|M.Sc Student||Eyal Madar|
|Subject||Combined Local-Global Background Modeling for Anomaly|
Detection in Hyperspectral Images
|Department||Department of Electrical Engineering||Supervisors||Professor Emeritus Malah David|
|Dr. Bar-Zohar Meir|
|Full Thesis text|
The detection of materials and objects using remotely sensed spectral information collected by hyperspectral sensors has many military and civilian applications. Detection algorithms exploit the spectral information present in hyperspectral data to detect and discriminate localized man-made targets. In anomaly detection, no prior knowledge on the target spectral signature is assumed. Therefore, anomaly detection algorithms first model the abundant material spectra (background process). Then, every pixel spectrally different in a meaningful way from the background process is declared to be an anomaly.
According to the hyperspectral literature, two major approaches to statistical background modeling can be distinguished. In the first approach, named "local", the background is modeled by a large number of local independent distributions, each of which is responsible to represent a different local region in the image. Local algorithms can tightly fit the background data; however they are subject to an overfitting problem. The second background modeling approach, denoted "global", is based on a global representation of the background process in the whole image. By design, this approach is more resistant to the overfitting problem. However, it has a limited ability to adapt to all nuances of the background process (an underfitting problem).
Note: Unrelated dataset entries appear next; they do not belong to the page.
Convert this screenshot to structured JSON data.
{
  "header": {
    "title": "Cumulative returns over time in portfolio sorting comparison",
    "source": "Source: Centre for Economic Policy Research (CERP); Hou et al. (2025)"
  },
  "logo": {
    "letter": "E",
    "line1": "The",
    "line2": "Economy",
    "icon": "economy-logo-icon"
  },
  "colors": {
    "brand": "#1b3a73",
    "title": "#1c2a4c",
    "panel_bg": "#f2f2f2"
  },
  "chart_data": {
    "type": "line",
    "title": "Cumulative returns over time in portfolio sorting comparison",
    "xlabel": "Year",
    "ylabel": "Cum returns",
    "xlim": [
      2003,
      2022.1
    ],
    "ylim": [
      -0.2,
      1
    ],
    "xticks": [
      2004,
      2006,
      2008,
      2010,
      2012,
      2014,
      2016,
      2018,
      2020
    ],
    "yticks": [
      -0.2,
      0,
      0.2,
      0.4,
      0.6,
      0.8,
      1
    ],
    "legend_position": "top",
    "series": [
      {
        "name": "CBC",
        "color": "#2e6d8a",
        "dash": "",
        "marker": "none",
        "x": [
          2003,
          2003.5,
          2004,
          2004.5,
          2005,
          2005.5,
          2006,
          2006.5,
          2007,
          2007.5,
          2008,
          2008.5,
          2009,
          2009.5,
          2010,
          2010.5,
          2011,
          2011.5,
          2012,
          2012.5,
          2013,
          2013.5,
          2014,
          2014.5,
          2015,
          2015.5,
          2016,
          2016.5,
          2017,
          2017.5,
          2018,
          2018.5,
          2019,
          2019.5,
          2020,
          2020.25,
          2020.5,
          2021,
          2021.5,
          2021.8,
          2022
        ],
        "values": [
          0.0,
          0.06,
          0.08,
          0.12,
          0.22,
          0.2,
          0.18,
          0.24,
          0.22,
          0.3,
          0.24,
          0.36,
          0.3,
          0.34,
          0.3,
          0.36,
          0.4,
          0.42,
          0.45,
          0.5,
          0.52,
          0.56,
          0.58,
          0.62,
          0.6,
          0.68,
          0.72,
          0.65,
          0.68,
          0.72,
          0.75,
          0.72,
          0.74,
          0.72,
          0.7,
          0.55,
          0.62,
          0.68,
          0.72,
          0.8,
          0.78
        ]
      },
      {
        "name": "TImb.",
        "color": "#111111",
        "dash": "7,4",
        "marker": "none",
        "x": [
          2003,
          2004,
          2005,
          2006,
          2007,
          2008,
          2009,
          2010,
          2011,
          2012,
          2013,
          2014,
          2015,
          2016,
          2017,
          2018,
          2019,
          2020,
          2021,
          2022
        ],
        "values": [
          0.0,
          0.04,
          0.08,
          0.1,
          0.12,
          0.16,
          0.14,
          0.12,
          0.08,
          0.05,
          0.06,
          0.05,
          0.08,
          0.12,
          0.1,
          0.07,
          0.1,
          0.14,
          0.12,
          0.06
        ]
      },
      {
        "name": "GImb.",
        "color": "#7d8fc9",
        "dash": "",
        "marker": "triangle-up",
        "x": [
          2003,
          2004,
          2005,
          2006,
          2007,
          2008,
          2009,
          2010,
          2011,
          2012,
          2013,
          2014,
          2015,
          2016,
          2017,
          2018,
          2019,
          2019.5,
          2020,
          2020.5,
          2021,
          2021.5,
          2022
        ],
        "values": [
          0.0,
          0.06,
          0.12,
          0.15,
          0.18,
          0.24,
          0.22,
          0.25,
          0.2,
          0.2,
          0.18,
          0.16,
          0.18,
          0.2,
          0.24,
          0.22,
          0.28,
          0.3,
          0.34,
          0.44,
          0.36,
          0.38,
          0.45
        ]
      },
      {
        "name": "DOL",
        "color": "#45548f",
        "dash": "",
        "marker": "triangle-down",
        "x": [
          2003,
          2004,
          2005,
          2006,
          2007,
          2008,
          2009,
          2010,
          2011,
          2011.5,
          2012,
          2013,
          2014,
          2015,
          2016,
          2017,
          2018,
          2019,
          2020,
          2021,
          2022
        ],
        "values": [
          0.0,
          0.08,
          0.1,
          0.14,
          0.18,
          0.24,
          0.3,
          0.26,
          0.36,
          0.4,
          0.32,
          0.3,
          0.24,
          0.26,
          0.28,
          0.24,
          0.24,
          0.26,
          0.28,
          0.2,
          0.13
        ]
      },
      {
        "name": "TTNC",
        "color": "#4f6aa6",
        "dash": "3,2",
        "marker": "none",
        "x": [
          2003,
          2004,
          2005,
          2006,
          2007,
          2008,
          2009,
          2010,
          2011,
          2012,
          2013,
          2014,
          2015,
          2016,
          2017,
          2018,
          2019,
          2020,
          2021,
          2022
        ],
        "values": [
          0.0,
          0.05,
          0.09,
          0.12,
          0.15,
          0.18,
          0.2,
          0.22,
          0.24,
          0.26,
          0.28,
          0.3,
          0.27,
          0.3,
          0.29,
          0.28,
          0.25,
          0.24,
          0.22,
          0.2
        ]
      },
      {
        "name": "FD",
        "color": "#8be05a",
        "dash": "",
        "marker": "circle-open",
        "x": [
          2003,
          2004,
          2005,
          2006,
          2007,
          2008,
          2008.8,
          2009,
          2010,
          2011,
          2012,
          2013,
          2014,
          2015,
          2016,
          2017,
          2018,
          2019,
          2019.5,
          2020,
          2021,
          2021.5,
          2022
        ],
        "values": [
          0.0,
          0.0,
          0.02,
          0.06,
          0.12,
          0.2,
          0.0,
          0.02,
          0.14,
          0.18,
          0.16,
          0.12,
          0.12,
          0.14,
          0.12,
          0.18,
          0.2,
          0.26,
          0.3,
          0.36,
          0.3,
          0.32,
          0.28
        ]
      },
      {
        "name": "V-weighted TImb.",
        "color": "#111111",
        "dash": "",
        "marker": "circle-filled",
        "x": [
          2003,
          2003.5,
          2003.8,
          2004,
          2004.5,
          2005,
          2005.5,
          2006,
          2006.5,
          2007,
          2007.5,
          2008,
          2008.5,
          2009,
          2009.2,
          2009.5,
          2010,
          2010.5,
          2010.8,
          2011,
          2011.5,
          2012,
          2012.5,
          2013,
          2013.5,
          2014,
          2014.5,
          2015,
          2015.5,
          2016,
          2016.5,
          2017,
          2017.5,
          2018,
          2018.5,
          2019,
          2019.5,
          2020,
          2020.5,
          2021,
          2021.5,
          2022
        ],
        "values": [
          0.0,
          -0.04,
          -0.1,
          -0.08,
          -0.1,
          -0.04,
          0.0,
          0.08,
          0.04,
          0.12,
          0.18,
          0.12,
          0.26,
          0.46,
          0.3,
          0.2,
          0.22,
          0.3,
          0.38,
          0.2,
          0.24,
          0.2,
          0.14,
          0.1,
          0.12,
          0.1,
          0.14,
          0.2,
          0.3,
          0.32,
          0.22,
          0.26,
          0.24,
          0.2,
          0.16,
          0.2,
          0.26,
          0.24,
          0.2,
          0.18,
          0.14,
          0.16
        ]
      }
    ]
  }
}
In this research, we propose a combination of the local and global background modeling approaches by introducing the BEVA (Background Extreme Value Analysis) algorithm. In the local part of BEVA, the local background is approximated using a greedy sequential estimation process. It is composed of a robust estimation of the Gaussian statistics and a background cluster hypothesis discriminator, which is based on Extreme Value Theory results. Then, in its global part, the obtained local background models are inter-related to reduce the number of false alarms. BEVA has the ability to adapt to all nuances of the background process like the local approach but avoids overfitting.
In the next part of the research, we propose several improvements to the BEVA algorithm. We improve BEVA's local part via a preprocessing segmentation that is based on Spectral Clustering.
The Gaussian model used in BEVA, although efficient and mathematically tractable, is only partially adequate to represent real hyperspectral data. In order to overcome this drawback, we introduce the NG-BEVA (Non-Gaussian BEVA) algorithm, which replaces the Gaussian assumption with Gamma distribution fitting.
The results strongly prove the effectiveness of the proposed "local-global" approach. On real hyperspectral data, our local-global algorithms perform better than other examined global or local anomaly detection techniques.